Despair of refugees in Atma camp







From a distance, the camp at Atma looked beautiful: tents clustered together in a dash of white on a brown hill, green rows of olive trees on either side. Close up, it was pure misery.

It had just rained. Women were scooping up handfuls of earth, making little damns to stop water from running into their tents. People struggled uphill, slipping and sliding in mud mixed with sewage.

"All the world can see what's happening here. Did anyone help?" a woman shouted.

She was angry that more foreign journalists were there, filming. She didn't think it would make any difference.

"We have no toilets, no water, no food," said another woman. "Is our situation acceptable? You have been watching us like this for two years. You Westerners are all supporting Bashar."

Western governments have, in fact, called for President Bashar al-Assad to go. But there has been no "Kosovo moment" - when images of cold and hungry people out in the open set in train a foreign intervention.

The numbers are certainly alarming: 2.5m internally displaced; 400,000 refugees in neighbouring countries; 11,000 crossing the border in a single day.
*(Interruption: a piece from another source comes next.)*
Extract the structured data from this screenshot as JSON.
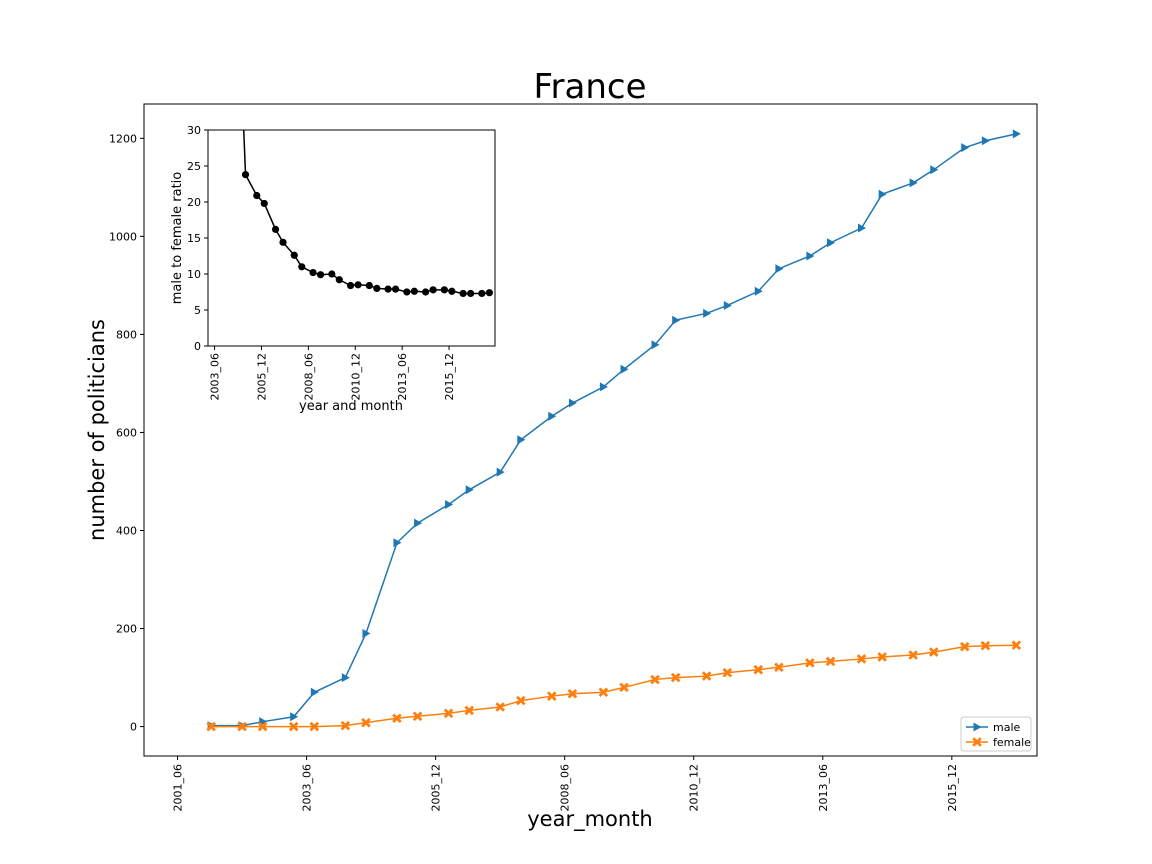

And those figure, from the Red Crescent and the UN, are probably underestimates.

Atma is the last stop before the Turkish border for those fleeing the violence

So far, though, many of those fleeing the civil war have been invisibly absorbed into friends' and relatives' homes elsewhere in Syria or across the border.
Atma, while distressing enough to witness, is relatively small. But it - or places like it - will probably grow.
That is important for what happens next in Syria. As one senior British official put it to me: "Rolling news coverage of refugees looking wretched could drive policy."
The UN expects the number of registered refugees outside Syria to grow to 700,000 by the end of the year.
Neighbouring Turkey - while generously supporting many refugees - is trying to reduce the flow and so is turning people back.